L'incubo di Hill House, di Shirley Jackson

Quando si è a casa in convalescenza e si comincia ad essere un po’ irrequieti, cosa c’è di meglio di una storia di fantasmi e case stregate, di stampo vittoriano, anche se Shirley Jackson scrive in realtà nella prima metà del ‘900?
Hill House è la tipica casa dei racconti di fantasmi: è “sbagliata” solo a guardarla, labirintica, nessuno ci vuole abitare e i custodi se ne vanno prima che cali il buio. Il professor Montague spera invece di scrivere un articolo determinante per gli studi sul paranormale e quindi invita alcune persone con esperienze pregresse a passarvi un po’ di tempo con lui. A rispondere al suo appello sono Theodora, un tempo nota per alcuni esperimenti di successo con la telepatia, ed Eleanor, scelta per un fenomeno di poltergeist che parrebbe aver provocato da bambina. A loro si unisce Luke, nipote dell’attuale proprietaria di Hill House. I quattro si installano in casa e presto cominciano strani fenomeni: scritte sui muri, colpi, voci... ma sono reali o no? Sono davvero attività paranormali?
Vediamo la storia attraverso gli occhi di Eleanor Vance ed è piuttosto facile identificarsi in lei: per anni non ha fatto altro che curare la madre malata, isolandosi dal mondo e finendo per odiarla; non ha più una vita propria, non è abituata a sentirsi all’altezza delle situazioni, non sa più nemmeno mantenere una conversazione con le persone, è trattata alla stregua di una bambina. Morta la madre, sta cercando un posto dove sentirsi a casa, e chi di noi non ha questa necessità? Chi non vuole sentirsi parte di qualcosa? Ecco perché riusciamo subito a capire Eleanor, che non riuscendo a integrarsi nel gruppo finisce con l’attaccarsi alla casa, che da ostile comincia a sembrarle un luogo al quale sente di appartenere, mettendo da parte la paura.

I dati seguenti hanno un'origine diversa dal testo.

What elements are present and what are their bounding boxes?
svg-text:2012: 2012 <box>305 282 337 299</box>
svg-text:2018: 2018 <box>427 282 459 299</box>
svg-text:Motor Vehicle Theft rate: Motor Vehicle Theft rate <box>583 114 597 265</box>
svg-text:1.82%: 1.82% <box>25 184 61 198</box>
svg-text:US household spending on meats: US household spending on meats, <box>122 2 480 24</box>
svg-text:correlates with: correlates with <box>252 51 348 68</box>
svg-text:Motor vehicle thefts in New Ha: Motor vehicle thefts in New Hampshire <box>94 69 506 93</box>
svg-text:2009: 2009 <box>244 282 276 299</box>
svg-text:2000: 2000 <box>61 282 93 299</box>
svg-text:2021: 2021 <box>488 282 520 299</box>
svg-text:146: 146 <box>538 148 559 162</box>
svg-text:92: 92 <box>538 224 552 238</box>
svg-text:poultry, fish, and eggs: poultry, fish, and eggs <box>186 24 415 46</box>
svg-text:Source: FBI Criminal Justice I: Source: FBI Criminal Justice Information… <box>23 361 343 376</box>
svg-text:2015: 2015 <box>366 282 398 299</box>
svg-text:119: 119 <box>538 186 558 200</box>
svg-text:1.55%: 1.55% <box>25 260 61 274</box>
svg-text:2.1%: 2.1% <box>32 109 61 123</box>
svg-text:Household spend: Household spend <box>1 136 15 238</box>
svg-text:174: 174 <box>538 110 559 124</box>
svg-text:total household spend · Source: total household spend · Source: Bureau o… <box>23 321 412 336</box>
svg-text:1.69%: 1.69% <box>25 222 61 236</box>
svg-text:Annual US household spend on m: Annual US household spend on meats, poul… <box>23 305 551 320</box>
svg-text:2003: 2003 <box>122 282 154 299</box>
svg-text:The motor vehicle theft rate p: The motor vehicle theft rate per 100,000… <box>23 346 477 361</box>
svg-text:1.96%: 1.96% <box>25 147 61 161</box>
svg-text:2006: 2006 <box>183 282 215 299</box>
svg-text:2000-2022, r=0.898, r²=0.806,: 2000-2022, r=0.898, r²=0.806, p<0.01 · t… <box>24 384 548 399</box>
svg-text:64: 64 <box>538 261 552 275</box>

La protagonista è secondo me il punto forte del romanzo, proprio perché ci si identifica subito con lei che cerca un posto per sé nel mondo e perché il suo atteggiamento talvolta infantile ci risulta subito comprensibile alla luce di questo, a differenza di altre protagoniste infantili di altri romanzi che ci irritano fin dal primo momento. La storia scorre tranquilla, ben equilibrata tra avvenimenti e attesa, ma in definitiva mi è sembrata quasi inconclusa, non rifinita, un po’ per il finale aperto che lascia nel dubbio su tutto quello che è successo fino a quel momento, un po’ per alcuni personaggi che entrano in scena a metà racconto e “disturbano” l’atmosfera creatasi fino a quel momento (la moglie del professor Montague e Arthur) senza che tale disturbo venga risolto, in un senso o nell’altro, o che aggiungano qualcosa, se non fastidio al racconto.
Questo genere di storie, vale a dire i racconti di case stregate e fantasmi e in particolare lo stile di stampo vittoriano nel narrarle, sono per me molto rilassanti. La suspence è sostenibile, lo scenario interessante, i personaggi ben delineati senza essere né scialbi né caricaturali. Non adatto agli amanti degli horror estremi o a chi vuole molta azione nei romanzi che legge, ma nel complesso una lettura piacevole.
Il consiglio bipolare: dipende dall’effetto che vi fanno le storie di case stregate: se vi sentite male al solo pensarci, lasciate perdere. Se al contrario un po’ di suspence non vi dispiace, ma senza che sia protratta o molto accentuata, potreste trovarlo, come me, rilassante. Per argomenti come lo spiritismo o la mancanza di senso di appartenenza da parte della protagonista, ve lo sconsiglierei nelle fasi più estreme, perché si sa che argomenti esoterici vanno evitati in fase alta (stimolano troppo) e se siete empatici in fase bassa meglio evitare i protagonisti fragili (nemmeno identificarsi troppo con Eleanor va bene). Consigliato invece per tutte le fasi intermedie, per un po’ di evasione.